Do you find that you typically spend more time on the problem or the solution?

If my kids spent HALF as much time focused on solving their problems i.e.: cleaning their room, taking out the trash, talking with the boyfriend face to face or memorizing that speech, rather than lamenting and complaining and worrying about them, how much more could they accomplish in less time?! My house would be spotless!

It’s certainly true for me. It starts with awareness. If you find yourself spending an inordinate amount of time “thinking” about a particular situation, step back and ask yourself, “What is the actual objective?” “What did I learn from the challenge?” “What action could I take to change this situation?” Then, get out of your own head and out of your own way.

Staying inside our own heads keeps us immobile. I find that “thinking” too much about those stacks of papers on my desk doesn’t actually file them for me. I have to do that. How? By filing them. By getting up out of my chair and out of my head and actually just putting those papers into folders. Close drawer. Done! Same thing with laundry or making dinner. I can spend a great deal of time “thinking” about how I don’t want to do any of it. Or, I can just go throw a load in and then fire up the grill and throw something on it. “Here kids, we’re having grilled bologna on toasted leftover rolls with some cereal and a half eaten banana.” (It doesn’t have to always be a work of art.)

And, what about bigger worries—like, getting new clients or customers or work in a bad economy.
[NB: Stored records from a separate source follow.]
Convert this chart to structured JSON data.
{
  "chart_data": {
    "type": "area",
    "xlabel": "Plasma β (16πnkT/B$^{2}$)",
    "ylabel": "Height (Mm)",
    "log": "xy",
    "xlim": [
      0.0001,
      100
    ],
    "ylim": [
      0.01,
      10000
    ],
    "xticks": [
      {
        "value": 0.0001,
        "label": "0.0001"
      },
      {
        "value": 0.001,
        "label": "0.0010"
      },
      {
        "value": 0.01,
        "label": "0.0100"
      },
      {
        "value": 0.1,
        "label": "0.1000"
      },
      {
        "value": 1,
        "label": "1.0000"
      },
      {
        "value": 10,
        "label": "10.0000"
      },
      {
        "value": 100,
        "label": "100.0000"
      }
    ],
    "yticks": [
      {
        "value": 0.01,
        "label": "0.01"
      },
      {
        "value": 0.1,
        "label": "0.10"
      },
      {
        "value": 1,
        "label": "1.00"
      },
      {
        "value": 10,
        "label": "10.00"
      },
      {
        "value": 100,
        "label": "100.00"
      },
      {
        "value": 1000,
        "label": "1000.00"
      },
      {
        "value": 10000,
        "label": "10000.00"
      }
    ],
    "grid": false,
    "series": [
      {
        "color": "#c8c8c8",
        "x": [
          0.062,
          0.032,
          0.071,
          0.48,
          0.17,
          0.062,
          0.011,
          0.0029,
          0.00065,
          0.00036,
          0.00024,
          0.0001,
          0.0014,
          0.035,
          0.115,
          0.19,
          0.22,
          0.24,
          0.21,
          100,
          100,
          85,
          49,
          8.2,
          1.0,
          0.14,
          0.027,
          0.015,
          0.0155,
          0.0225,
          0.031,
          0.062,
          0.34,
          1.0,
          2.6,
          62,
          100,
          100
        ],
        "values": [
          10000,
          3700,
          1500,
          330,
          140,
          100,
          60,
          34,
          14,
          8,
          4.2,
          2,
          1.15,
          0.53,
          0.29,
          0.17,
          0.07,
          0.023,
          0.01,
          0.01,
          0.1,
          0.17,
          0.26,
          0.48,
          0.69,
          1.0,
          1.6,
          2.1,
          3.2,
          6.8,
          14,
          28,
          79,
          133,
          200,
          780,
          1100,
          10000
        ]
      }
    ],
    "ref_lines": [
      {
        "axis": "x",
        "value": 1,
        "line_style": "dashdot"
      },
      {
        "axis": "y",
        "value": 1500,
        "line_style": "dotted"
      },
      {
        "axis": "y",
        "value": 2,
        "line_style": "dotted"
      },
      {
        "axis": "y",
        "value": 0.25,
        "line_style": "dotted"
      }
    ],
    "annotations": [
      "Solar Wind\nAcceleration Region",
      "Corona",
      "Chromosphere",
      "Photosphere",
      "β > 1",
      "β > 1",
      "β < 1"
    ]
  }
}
Does it make more sense to sit around lamenting over the President and taxes and wars and the Kardashian’s social media mishaps? Or, could you actually solve your dilemmas if you picked up the phone, wrote a letter, created a campaign or started a petition to have the Kardashians deported. The point is, take an action. Any action. As long as it’s outside of your own head.

What have you been crying over? What’s taking up your think-time instead of your do-time? What could you do for 5 minutes that would take a little stress off your plate?

Stay sane, my friends.

P.S. Now, clean up that wine and go get some shit done!